Friday, January 28, 2011

1/28/2011 - stories, they want to remember. . .

Catherine Price, the woman who wrote the introduction to the gratitude journal that started this project, said that she kept a diary of daily thanks for four weeks as an initial experiment, and at the end of that time, she came out a happier person, one who learned to instinctively see more of the good in life than the bad.  The inception of my blog was, obviously, built around this concept and goal.

However, as I sit here, writing the 28th entry 28 days later, I can’t help but feel like I have failed in some way.  I do not feel any of what Price describes; in fact, I can’t say with confidence that I have changed at all.  I still focus on the have-nots just as much as I always have, still complain about my job, think less than noble thoughts.  I don’t wake up singing “I Got the Sun in the Mornin’ (and the Moon at Night),” don’t go to bed counting blessings instead of sheep.  Mornings, especially during the week, are as painful as ever, happiness just as elusive.  I still regularly forget just how lucky I am and how much love I have in my life.

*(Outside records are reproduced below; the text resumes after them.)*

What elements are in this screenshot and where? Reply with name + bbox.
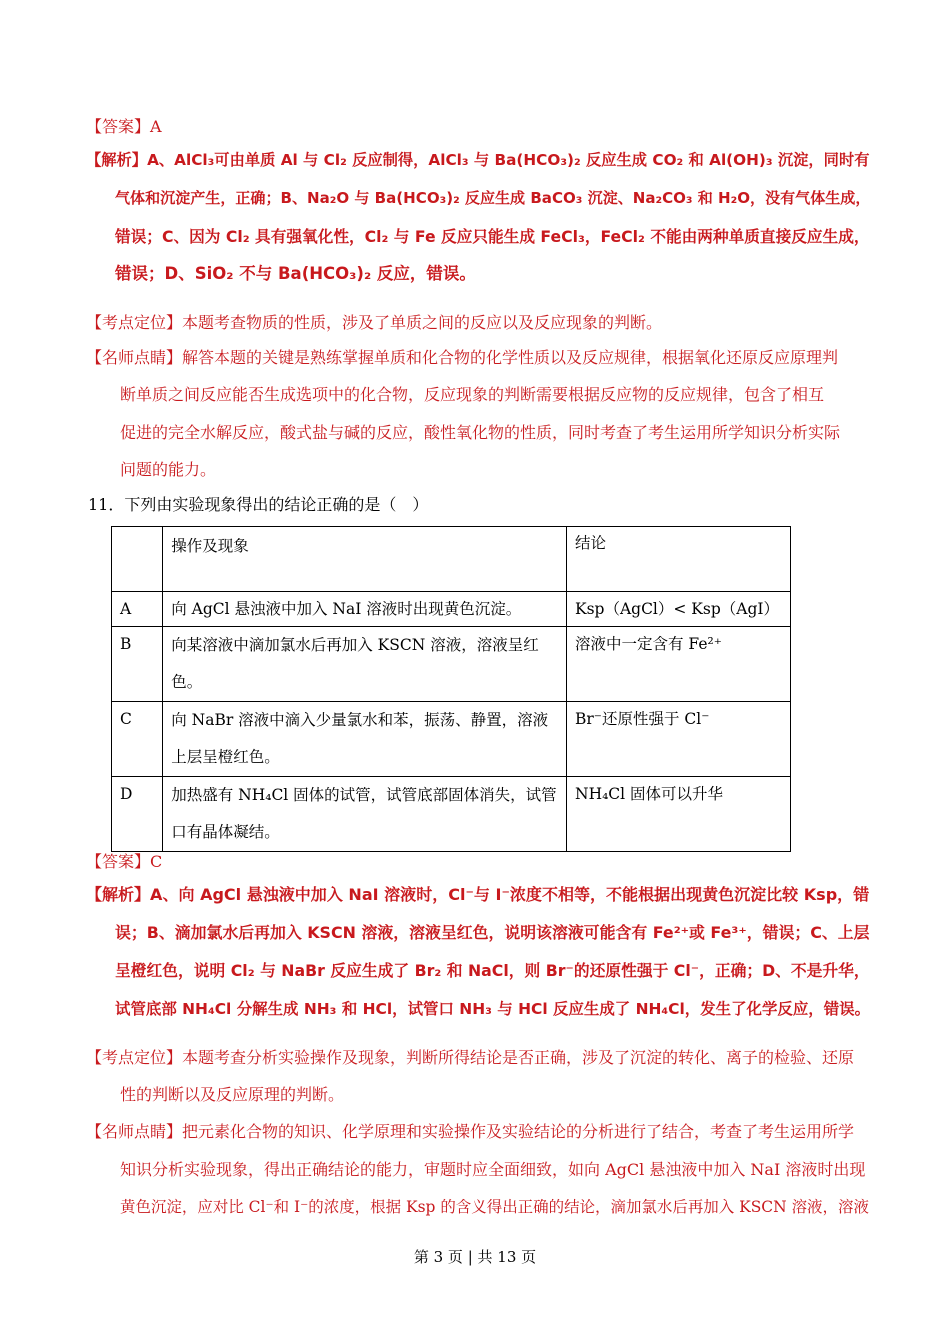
analysis-2-line-1: 【解析】A、向 AgCl 悬浊液中加入 NaI 溶液时，Cl⁻与 I⁻浓度不相等，不能根据出现黄色沉淀比较 Ksp，错	[86, 885, 870, 904]
teacher-tip-1-line-1: 【名师点睛】解答本题的关键是熟练掌握单质和化合物的化学性质以及反应规律，根据氧化还原反应原理判	[86, 348, 839, 367]
analysis-2-line-3: 呈橙红色，说明 Cl₂ 与 NaBr 反应生成了 Br₂ 和 NaCl，则 Br⁻的还原性强于 Cl⁻，正确；D、不是升华，	[115, 961, 870, 980]
question-11-stem: 11．下列由实验现象得出的结论正确的是（ ）	[88, 495, 429, 514]
teacher-tip-1-line-2: 断单质之间反应能否生成选项中的化合物，反应现象的判断需要根据反应物的反应规律，包含了相互	[120, 385, 825, 404]
exam-point-1: 【考点定位】本题考查物质的性质，涉及了单质之间的反应以及反应现象的判断。	[86, 313, 663, 332]
teacher-tip-2-line-1: 【名师点睛】把元素化合物的知识、化学原理和实验操作及实验结论的分析进行了结合，考查了考生运用所学	[86, 1122, 855, 1141]
operation-cell: 向 AgCl 悬浊液中加入 NaI 溶液时出现黄色沉淀。	[163, 592, 567, 627]
teacher-tip-1-line-3: 促进的完全水解反应，酸式盐与碱的反应，酸性氧化物的性质，同时考查了考生运用所学知识分析实际	[120, 423, 841, 442]
analysis-2-line-2: 误；B、滴加氯水后再加入 KSCN 溶液，溶液呈红色，说明该溶液可能含有 Fe²⁺或 Fe³⁺，错误；C、上层	[115, 923, 870, 942]
table-header-row	[112, 527, 791, 592]
option-label: B	[112, 627, 163, 702]
table-header-cell: 操作及现象	[163, 527, 567, 592]
table-row	[112, 592, 791, 627]
operation-cell: 加热盛有 NH₄Cl 固体的试管，试管底部固体消失，试管口有晶体凝结。	[163, 777, 567, 852]
conclusion-cell: NH₄Cl 固体可以升华	[567, 777, 791, 852]
teacher-tip-2-line-3: 黄色沉淀，应对比 Cl⁻和 I⁻的浓度，根据 Ksp 的含义得出正确的结论，滴加氯水后再加入 KSCN 溶液，溶液	[120, 1198, 869, 1216]
operation-cell: 向某溶液中滴加氯水后再加入 KSCN 溶液，溶液呈红色。	[163, 627, 567, 702]
table-row	[112, 777, 791, 852]
teacher-tip-2-line-2: 知识分析实验现象，得出正确结论的能力，审题时应全面细致，如向 AgCl 悬浊液中加入 NaI 溶液时出现	[120, 1160, 866, 1179]
answer-1: 【答案】A	[86, 117, 162, 136]
option-label: D	[112, 777, 163, 852]
analysis-1-line-1: 【解析】A、AlCl₃可由单质 Al 与 Cl₂ 反应制得，AlCl₃ 与 Ba(HCO₃)₂ 反应生成 CO₂ 和 Al(OH)₃ 沉淀，同时有	[86, 151, 870, 169]
conclusion-cell: 溶液中一定含有 Fe²⁺	[567, 627, 791, 702]
analysis-1-line-3: 错误；C、因为 Cl₂ 具有强氧化性，Cl₂ 与 Fe 反应只能生成 FeCl₃，FeCl₂ 不能由两种单质直接反应生成，	[115, 227, 870, 246]
page-footer: 第 3 页 | 共 13 页	[413, 1248, 537, 1266]
conclusion-cell: Ksp（AgCl）< Ksp（AgI）	[567, 592, 791, 627]
analysis-1-line-2: 气体和沉淀产生，正确；B、Na₂O 与 Ba(HCO₃)₂ 反应生成 BaCO₃ 沉淀、Na₂CO₃ 和 H₂O，没有气体生成，	[115, 189, 871, 207]
question-11-table	[111, 526, 791, 852]
table-row	[112, 702, 791, 777]
exam-point-2-line-1: 【考点定位】本题考查分析实验操作及现象，判断所得结论是否正确，涉及了沉淀的转化、离子的检验、还原	[86, 1048, 855, 1067]
option-label: A	[112, 592, 163, 627]
conclusion-cell: Br⁻还原性强于 Cl⁻	[567, 702, 791, 777]
table-row	[112, 627, 791, 702]
analysis-2-line-4: 试管底部 NH₄Cl 分解生成 NH₃ 和 HCl，试管口 NH₃ 与 HCl 反应生成了 NH₄Cl，发生了化学反应，错误。	[115, 1000, 871, 1018]
analysis-1-line-4: 错误；D、SiO₂ 不与 Ba(HCO₃)₂ 反应，错误。	[115, 264, 476, 283]
answer-2: 【答案】C	[86, 852, 163, 871]
table-header-cell	[112, 527, 163, 592]
option-label: C	[112, 702, 163, 777]
teacher-tip-1-line-4: 问题的能力。	[120, 460, 217, 479]
table-header-cell: 结论	[567, 527, 791, 592]
exam-point-2-line-2: 性的判断以及反应原理的判断。	[120, 1085, 345, 1104]
operation-cell: 向 NaBr 溶液中滴入少量氯水和苯，振荡、静置，溶液上层呈橙红色。	[163, 702, 567, 777]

However, where I know I have not failed is in volume.  I have produced one piece of writing a day for the last 28 days, despite spotty quality from entry to entry.  This goal I have attained, though not without challenges.  Two weeks ago, I wondered if I could keep up this pace, considered dropping to maybe one entry every other day, or even once a week.  The other day, I could not feel satisfied with what I wrote, and spent over an hour on something that I ended up scrapping altogether.  This past weekend, I told Gordon that this project is getting harder and harder, and he was surprised; shouldn’t it be getting easier?

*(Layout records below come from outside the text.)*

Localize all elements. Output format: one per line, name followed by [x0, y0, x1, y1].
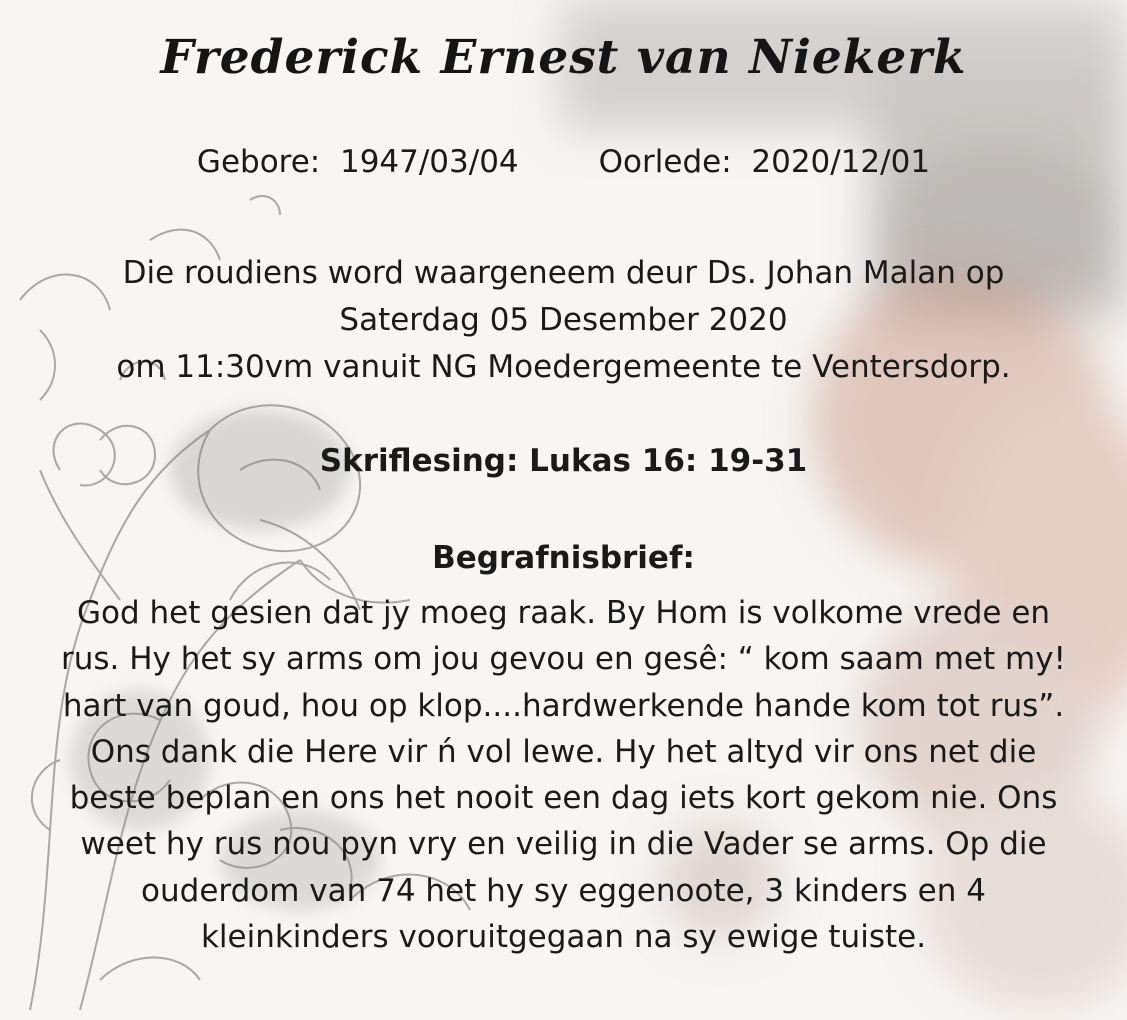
service-line: Saterdag 05 Desember 2020: [339, 302, 788, 338]
died-label: Oorlede:: [598, 144, 732, 180]
deceased-name: Frederick Ernest van Niekerk: [160, 30, 967, 85]
died-date: 2020/12/01: [751, 144, 931, 180]
service-details: [0, 250, 1127, 391]
scripture-reference: Lukas 16: 19-31: [529, 443, 808, 479]
letter-line: rus. Hy het sy arms om jou gevou en gesê: “ kom saam met my!: [61, 641, 1066, 678]
letter-line: beste beplan en ons het nooit een dag iets kort gekom nie. Ons: [69, 780, 1058, 817]
letter-heading: Begrafnisbrief:: [432, 540, 695, 576]
service-line: Die roudiens word waargeneem deur Ds. Johan Malan op: [122, 255, 1005, 291]
letter-line: weet hy rus nou pyn vry en veilig in die Vader se arms. Op die: [80, 826, 1047, 863]
scripture-reading: [0, 443, 1127, 479]
letter-line: Ons dank die Here vir ń vol lewe. Hy het altyd vir ons net die: [90, 733, 1037, 770]
service-line: om 11:30vm vanuit NG Moedergemeente te Ventersdorp.: [116, 349, 1011, 385]
funeral-letter: [0, 590, 1127, 960]
born-date: 1947/03/04: [339, 144, 519, 180]
letter-line: hart van goud, hou op klop....hardwerkende hande kom tot rus”.: [62, 687, 1065, 724]
dates-row: [0, 144, 1127, 180]
born-label: Gebore:: [196, 144, 321, 180]
letter-line: kleinkinders vooruitgegaan na sy ewige tuiste.: [200, 919, 927, 956]
scripture-label: Skriflesing:: [319, 443, 519, 479]
letter-line: ouderdom van 74 het hy sy eggenoote, 3 kinders en 4: [141, 872, 986, 909]
letter-line: God het gesien dat jy moeg raak. By Hom is volkome vrede en: [76, 595, 1051, 631]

And in the midst of thinking that I would eventually have to cut back on frequency, to succumb to the possibility that I may give up at some point, I attended the innovative thinking seminar yesterday, led by Iris Firstenberg.  As I said then, it was an amazing seminar, and she was an insurmountable force of positive energy.  I learned a lot, applicable to both my work and personal lives, but it was what she closed the seminar with that really made a difference:  People forget facts, but stories, they want to remember.

I read stories, think in stories, and while my MFA degree is in creative writing, the emphasis was on poetry.  For two years, I read and wrote and thought about poetry.  However, I quickly realized that I was not like my classmates, that I may not be cut out to be a poet.  My poems always needed a story line, a narrative arc that took the first word of a poem and led it to the last, thus giving all the words in between a sense of meaning and purpose.  But instructors said that my work was too narrative; classmates thought them straight-forward.  It became apparent that my poetry, at least in their eyes, did not belong in the same echelon as the “language” poems, abstract poems, the ever-revered jazz poems that they wrote and respected.

Which, to my narrative ears, most often seemed like a mish-mash of words with no punctuation, random line breaks, a stream of espousal that culminated in an abrupt drop-off, stop, silence.  The poem could easily have ended one word earlier, or one word later, for that matter, and I would not have known the difference.  During others' workshops, I often wanted to say that I just didn’t get it, not out of spite but genuine non-understanding, but I knew that it would be the equivalent of confessing that I was a bourgeois idiot, which I felt like I was already broadcasting anyway through the poems I turned in, narrative after narrative.

Like this blog, which is essentially just one big narrative, and early last week, I had a crisis of sorts.  I felt ashamed of the stories I was telling here.  I suddenly was 25 again, sitting in class with a poem about a boy and a circus and feeling like the sad outsider knocking on doors of better poets and writers.  I felt like I should be truer to the goals of this project and just list things I'm grateful for (air, music, diet Coke).  And I tried, worked on a piece lauding the greatness of sunshine for an hour.  And I consistently wanted to inject some plot into it, introduce a character, a friend, a memory of when I was young and kids from the neighborhood came into my garage one hot afternoon where I was helping my grandfather saw two-by-fours.  They asked me to play with them, and I said no.  I wrote out this story, then deleted it, then praised the sunshine in San Francisco, then started describing the heat of that afternoon 20 years ago, then deleted it, then extolled the virtues of vitamin D or K or whatever you're supposed to get from sunshine, then went back to describing how I felt when those kids walked away and I only stood there, wanting to walk with them in the sun.

I couldn't stop telling the story, and I was frustrated.  Hearing Iris say that people want stories, they remember stories, and their brains naturally create stories for themselves gave me the confidence to stay true not necessarily to the goals of this project, but to the style of my writing that I had relied on all my life, for better or worse.  I am grateful for stories, even if they sometimes derail me from the original intent of this blog.  Without stories, I don't think I would care about this blog as much.  It wouldn't matter to me if it's sunny today, or rainy tomorrow, or if I heard my favorite song on the radio.  Those things don't say anything about me, but the stories that they inspire, well, I am those stories.